I've started writing a new column for InformationWeek magazine, and in the inaugural installment, I've written a piece about Net Neutrality. I start from the premise that the Bells' plans for a tiered Internet are bad — something that there's widespread agreement on, nothwithstanding the Bells' astroturfing — but go on to ask what regulation and which agency is likely to prevent them from committing neutricide:
How do you detect when the Bells are committing neutricide? It can't be as simple as measuring throughput. There's a host in China that I can't reach from my ISP in London because of an incorrectly configured router at Sprint. That's stupid and painful, but it's not the same thing as anti-neutral. Distinguishing stupidity from malice from outside is going to be very hard.
One thing we don't want is something like the SEC's anti-insider-trading rules. Network neutrality rules won't have much practical use if the only way to get them enforced is to convince a bureaucrat at the FCC to raid AT&T's sales office, seize its files, and investigate your suspicions of wrongdoing. The entities who have the power to spur crack Commission Commandos into action are the powerful ones, already best equipped to fight the Bells on their home turf. Spunky startups aren't going to be the ones with real leet skillz at pushing paper on the Hill.
We don't want to encourage a situation in which in Bells spend ten years coming to detente with the YaGoogleSofts of the world, agreeing finally to shut everyone else out.
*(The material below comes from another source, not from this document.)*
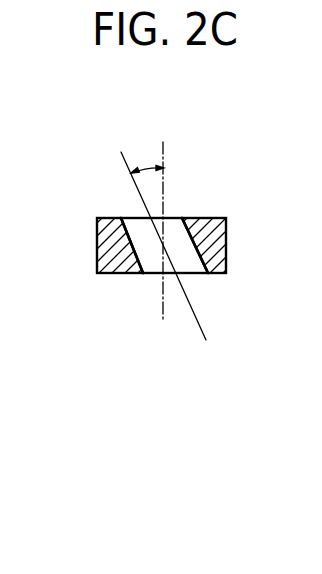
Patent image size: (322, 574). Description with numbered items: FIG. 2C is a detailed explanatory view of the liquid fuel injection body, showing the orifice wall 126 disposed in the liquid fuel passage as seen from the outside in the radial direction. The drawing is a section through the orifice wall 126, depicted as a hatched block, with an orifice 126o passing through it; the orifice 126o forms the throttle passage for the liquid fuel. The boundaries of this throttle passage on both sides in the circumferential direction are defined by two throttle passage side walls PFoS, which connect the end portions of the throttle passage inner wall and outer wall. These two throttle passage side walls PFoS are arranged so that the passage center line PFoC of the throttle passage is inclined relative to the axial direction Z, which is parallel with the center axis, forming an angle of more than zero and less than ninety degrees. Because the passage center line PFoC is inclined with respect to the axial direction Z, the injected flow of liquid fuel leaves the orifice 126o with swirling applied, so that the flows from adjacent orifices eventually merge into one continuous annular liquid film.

Now, there is an alternative, which is to set things up so that big companies can act as proxies for the little guys' interests. That's how it works sometimes in copyright. Home taping was made legal because Sony, a corporate giant, was willing to take on the Hollywood studios in the eight-year Betamax legal battle. Once they'd won that fight, all the little companies got to enjoy the precedent they'd set, and we got to enjoy the explosion of cheap and flexible home recording gear.